Hybrid Fund: Although the stock market reached its peak in 2024, it has experienced a significant drop over the past two months. In the midst of this volatile market environment, investors lean towards putting their money in Hybrid Mutual Funds.

What is a Hybrid Fund?

In November, last month, a total investment of Rs 4,129 crore was placed in hybrid funds. From this, one can infer that hybrid funds are gaining popularity with investors. As stated in the report, the assets managed by this scheme have risen by 45 percent over the course of a year. As per the report from the Association of Mutual Funds in India (Amfi), the AUM of hybrid funds has risen to Rs 8.77 lakh crore over the past year. Over the course of a year, it experienced a rise of Rs 6.02 lakh crore. The question now is why investors are shifting toward hybrid funds. The response is that during the variable conditions of the stock market, investors are leaning towards hybrid funds for secure investment. In hybrid funds, investors have the option to invest in both stocks and bonds. In this scenario, the investor enjoys favorable returns while facing minimal risk.

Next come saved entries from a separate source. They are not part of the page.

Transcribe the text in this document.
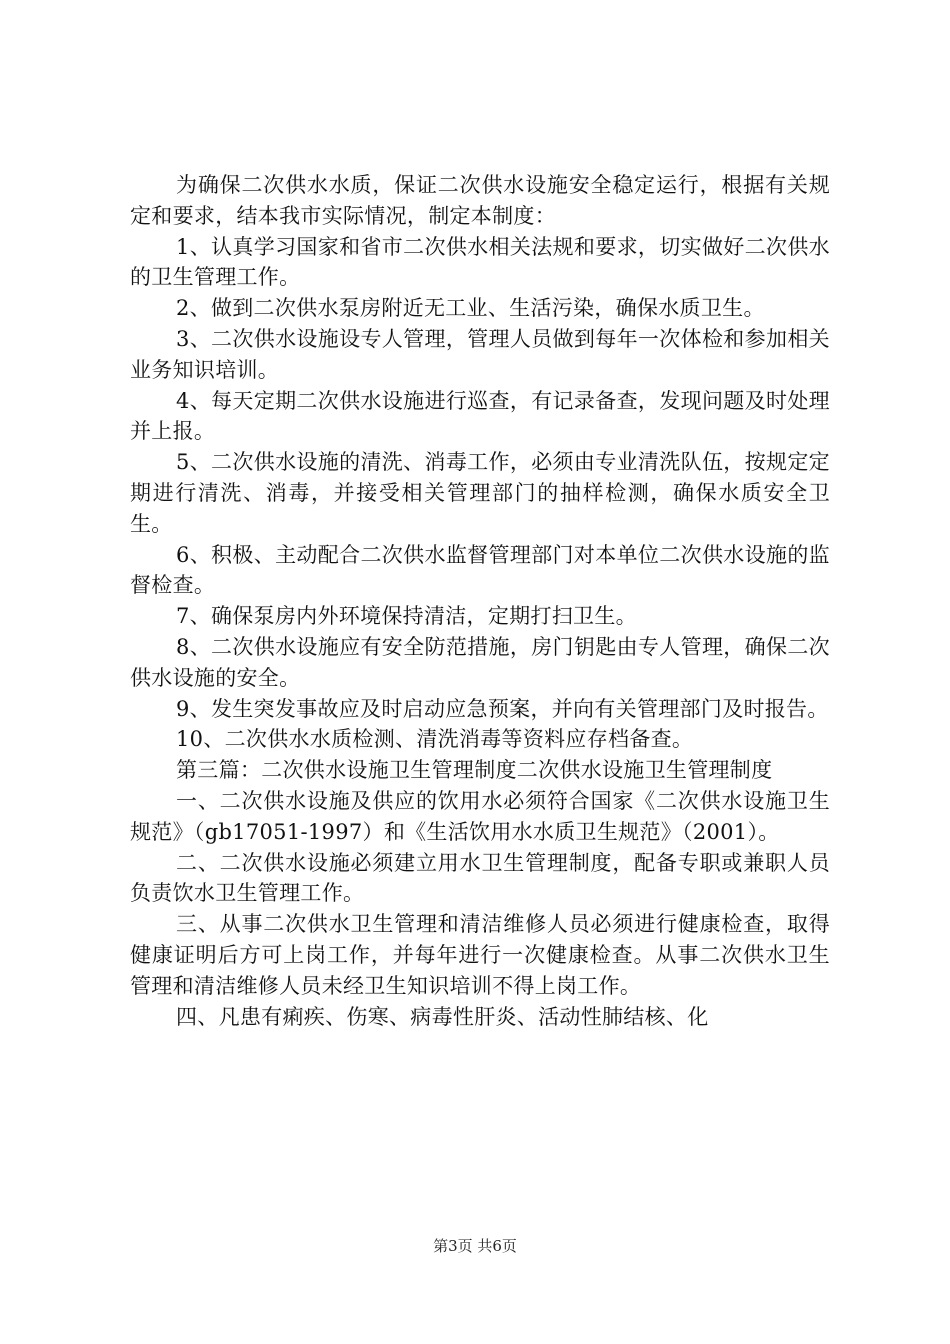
为确保二次供水水质，保证二次供水设施安全稳定运行，根据有关规定和要求，结本我市实际情况，制定本制度：

1、认真学习国家和省市二次供水相关法规和要求，切实做好二次供水的卫生管理工作。

2、做到二次供水泵房附近无工业、生活污染，确保水质卫生。

3、二次供水设施设专人管理，管理人员做到每年一次体检和参加相关业务知识培训。

4、每天定期二次供水设施进行巡查，有记录备查，发现问题及时处理并上报。

5、二次供水设施的清洗、消毒工作，必须由专业清洗队伍，按规定定期进行清洗、消毒，并接受相关管理部门的抽样检测，确保水质安全卫生。

6、积极、主动配合二次供水监督管理部门对本单位二次供水设施的监督检查。

7、确保泵房内外环境保持清洁，定期打扫卫生。

8、二次供水设施应有安全防范措施，房门钥匙由专人管理，确保二次供水设施的安全。

9、发生突发事故应及时启动应急预案，并向有关管理部门及时报告。

10、二次供水水质检测、清洗消毒等资料应存档备查。

第三篇：二次供水设施卫生管理制度二次供水设施卫生管理制度

一、二次供水设施及供应的饮用水必须符合国家《二次供水设施卫生规范》（gb17051-1997）和《生活饮用水水质卫生规范》（2001）。

二、二次供水设施必须建立用水卫生管理制度，配备专职或兼职人员负责饮水卫生管理工作。

三、从事二次供水卫生管理和清洁维修人员必须进行健康检查，取得健康证明后方可上岗工作，并每年进行一次健康检查。从事二次供水卫生管理和清洁维修人员未经卫生知识培训不得上岗工作。

四、凡患有痢疾、伤寒、病毒性肝炎、活动性肺结核、化

第3页 共6页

In October of this year, 2.3 million new accounts were established in hybrid funds. In this scenario, mutual funds are currently concentrating on hybrid funds as well. Numerous investment firms offer investors choices between debt and equity in hybrid forms. Nippon India Multi Asset Fund stands out among these fund houses.

When comparing Nippon Fund to other funds, HDFC Multi Asset has achieved a return of 18.9 percent over the past year. Likewise, Kotak Multi Asset has provided a return of 23.5 percent. In contrast, Nippon Multi Asset has provided a return of 25.93 percent.

Hybrid funds protect investments during the current volatility in the stock market.